AF is a common rhythm disorder in patients with RHD. Prevalence of AF is common in females, increases with age, increasing LA size, increased severity of MS and decreased level of eGFR.
风湿性心脏病(RHD)是心房颤动(AF)的常见病因之一,与显著的发病率和死亡率相关。尼泊尔缺乏关于RHD患者中AF患病率及AF风险增加相关因素的数据。
纳入2018年1月至2019年2月在诺贝尔医学院教学医院接受治疗且诊断为RHD合并AF的120例患者。从设计的结构化问卷中获取人口统计学信息、相关临床和实验室参数以及AF的诱发因素。

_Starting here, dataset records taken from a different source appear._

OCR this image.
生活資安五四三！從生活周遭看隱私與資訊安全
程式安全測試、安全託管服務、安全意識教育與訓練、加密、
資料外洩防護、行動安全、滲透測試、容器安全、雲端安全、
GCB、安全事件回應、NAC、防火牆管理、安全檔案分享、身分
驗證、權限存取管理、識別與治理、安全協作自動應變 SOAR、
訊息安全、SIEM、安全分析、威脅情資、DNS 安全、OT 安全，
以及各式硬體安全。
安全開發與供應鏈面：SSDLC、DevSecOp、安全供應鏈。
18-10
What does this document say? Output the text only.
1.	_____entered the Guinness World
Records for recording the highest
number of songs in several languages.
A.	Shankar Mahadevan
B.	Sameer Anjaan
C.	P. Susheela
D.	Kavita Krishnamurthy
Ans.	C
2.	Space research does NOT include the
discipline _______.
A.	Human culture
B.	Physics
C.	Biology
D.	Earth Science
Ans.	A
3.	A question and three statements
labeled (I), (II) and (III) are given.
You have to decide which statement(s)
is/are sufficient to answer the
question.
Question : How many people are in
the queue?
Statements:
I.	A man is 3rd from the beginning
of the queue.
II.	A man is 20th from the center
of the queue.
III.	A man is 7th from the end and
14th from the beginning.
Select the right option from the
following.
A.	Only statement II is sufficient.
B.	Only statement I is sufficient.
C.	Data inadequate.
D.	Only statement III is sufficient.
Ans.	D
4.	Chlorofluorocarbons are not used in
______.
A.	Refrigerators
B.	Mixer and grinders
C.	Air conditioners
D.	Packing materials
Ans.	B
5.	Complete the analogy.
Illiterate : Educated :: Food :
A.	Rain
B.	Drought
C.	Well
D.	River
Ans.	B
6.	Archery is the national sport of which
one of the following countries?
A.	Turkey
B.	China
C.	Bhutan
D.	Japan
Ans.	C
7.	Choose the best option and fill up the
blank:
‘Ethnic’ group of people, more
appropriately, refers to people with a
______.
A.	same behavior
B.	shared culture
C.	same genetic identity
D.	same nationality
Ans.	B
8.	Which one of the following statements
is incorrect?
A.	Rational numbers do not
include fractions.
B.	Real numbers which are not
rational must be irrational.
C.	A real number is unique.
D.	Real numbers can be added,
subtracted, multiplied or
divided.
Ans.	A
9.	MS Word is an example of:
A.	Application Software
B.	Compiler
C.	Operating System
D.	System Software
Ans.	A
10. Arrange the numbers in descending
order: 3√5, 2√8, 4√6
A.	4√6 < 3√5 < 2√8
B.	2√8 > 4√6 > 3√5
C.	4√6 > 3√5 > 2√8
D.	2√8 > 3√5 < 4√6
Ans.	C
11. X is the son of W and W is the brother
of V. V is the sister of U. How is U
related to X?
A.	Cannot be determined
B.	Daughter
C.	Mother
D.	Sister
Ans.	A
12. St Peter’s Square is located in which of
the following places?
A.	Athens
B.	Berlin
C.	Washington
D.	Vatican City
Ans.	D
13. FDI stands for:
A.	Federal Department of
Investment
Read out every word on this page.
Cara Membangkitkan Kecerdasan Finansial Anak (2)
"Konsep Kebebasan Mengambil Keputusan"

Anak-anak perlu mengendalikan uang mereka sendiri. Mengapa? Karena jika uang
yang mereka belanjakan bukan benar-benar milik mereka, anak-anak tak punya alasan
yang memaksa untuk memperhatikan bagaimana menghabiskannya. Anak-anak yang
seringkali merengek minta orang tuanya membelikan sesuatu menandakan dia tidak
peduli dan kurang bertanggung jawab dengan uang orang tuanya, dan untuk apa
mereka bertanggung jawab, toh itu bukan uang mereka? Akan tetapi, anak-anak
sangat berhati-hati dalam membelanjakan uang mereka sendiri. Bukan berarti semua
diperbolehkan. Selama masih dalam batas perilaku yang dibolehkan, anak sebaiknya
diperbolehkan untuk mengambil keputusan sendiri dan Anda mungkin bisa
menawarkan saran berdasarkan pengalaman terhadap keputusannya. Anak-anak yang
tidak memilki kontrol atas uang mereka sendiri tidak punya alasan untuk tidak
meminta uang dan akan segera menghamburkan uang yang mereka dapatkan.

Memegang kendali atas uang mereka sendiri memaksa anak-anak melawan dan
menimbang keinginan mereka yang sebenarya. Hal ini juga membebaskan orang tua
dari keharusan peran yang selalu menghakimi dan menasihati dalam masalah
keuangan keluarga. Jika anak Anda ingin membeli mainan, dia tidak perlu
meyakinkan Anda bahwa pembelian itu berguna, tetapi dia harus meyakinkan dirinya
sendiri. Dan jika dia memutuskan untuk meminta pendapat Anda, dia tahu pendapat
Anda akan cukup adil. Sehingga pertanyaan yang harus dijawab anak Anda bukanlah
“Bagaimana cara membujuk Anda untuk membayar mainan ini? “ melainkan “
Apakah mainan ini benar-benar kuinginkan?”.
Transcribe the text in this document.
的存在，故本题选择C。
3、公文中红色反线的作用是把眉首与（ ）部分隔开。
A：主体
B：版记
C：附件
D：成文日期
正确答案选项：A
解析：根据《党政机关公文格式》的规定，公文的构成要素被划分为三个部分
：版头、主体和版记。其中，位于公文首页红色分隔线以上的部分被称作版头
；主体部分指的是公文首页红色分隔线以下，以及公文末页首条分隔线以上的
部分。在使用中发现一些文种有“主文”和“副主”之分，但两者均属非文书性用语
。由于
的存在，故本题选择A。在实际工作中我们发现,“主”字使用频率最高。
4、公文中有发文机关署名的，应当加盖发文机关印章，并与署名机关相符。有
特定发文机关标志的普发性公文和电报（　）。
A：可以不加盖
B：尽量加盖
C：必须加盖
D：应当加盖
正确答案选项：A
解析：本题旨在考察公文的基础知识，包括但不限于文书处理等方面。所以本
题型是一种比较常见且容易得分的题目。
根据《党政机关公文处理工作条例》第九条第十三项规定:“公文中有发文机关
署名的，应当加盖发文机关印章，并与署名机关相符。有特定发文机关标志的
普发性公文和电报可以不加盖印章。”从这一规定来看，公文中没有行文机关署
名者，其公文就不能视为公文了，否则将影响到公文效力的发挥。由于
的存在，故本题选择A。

在筛查的330例RHD病例中,AF患病率为120例(36.3%)。男女比例为32:88。平均年龄为50.2岁(范围22 - 80岁)。女性患病率(36.9%)略高于男性(34.7%)。以二尖瓣狭窄(MS)为主的患者中AF患病率为66.6%,以二尖瓣反流(MR)为主的患者中AF患病率较低(16.6%)。二尖瓣面积(MVA)<1.5 cm²的MS患者中AF患病率为76.2%,而MVA>1.5 cm²的患者中AF患病率为23.7%。二尖瓣(MV)是最常受累的瓣膜(83.3%),其次是主动脉瓣(10%)。6.6%的患者二尖瓣和主动脉瓣均受累。大多数患者(97.5%)左心房增大(>40mm),估算肾小球滤过率(eGFR)降低<90 ml/min(85.8%)。RHD合并AF的患者并发左心室(LV)收缩功能下降(67.5%)、肺动脉高压(52.5%)、左心房血栓(9.1%)、中风(8.3%)和外周栓塞(2.5%)。
AF是RHD患者常见的心律失常。AF在女性中常见,随年龄增长、左心房增大、MS严重程度增加及eGFR水平降低而升高。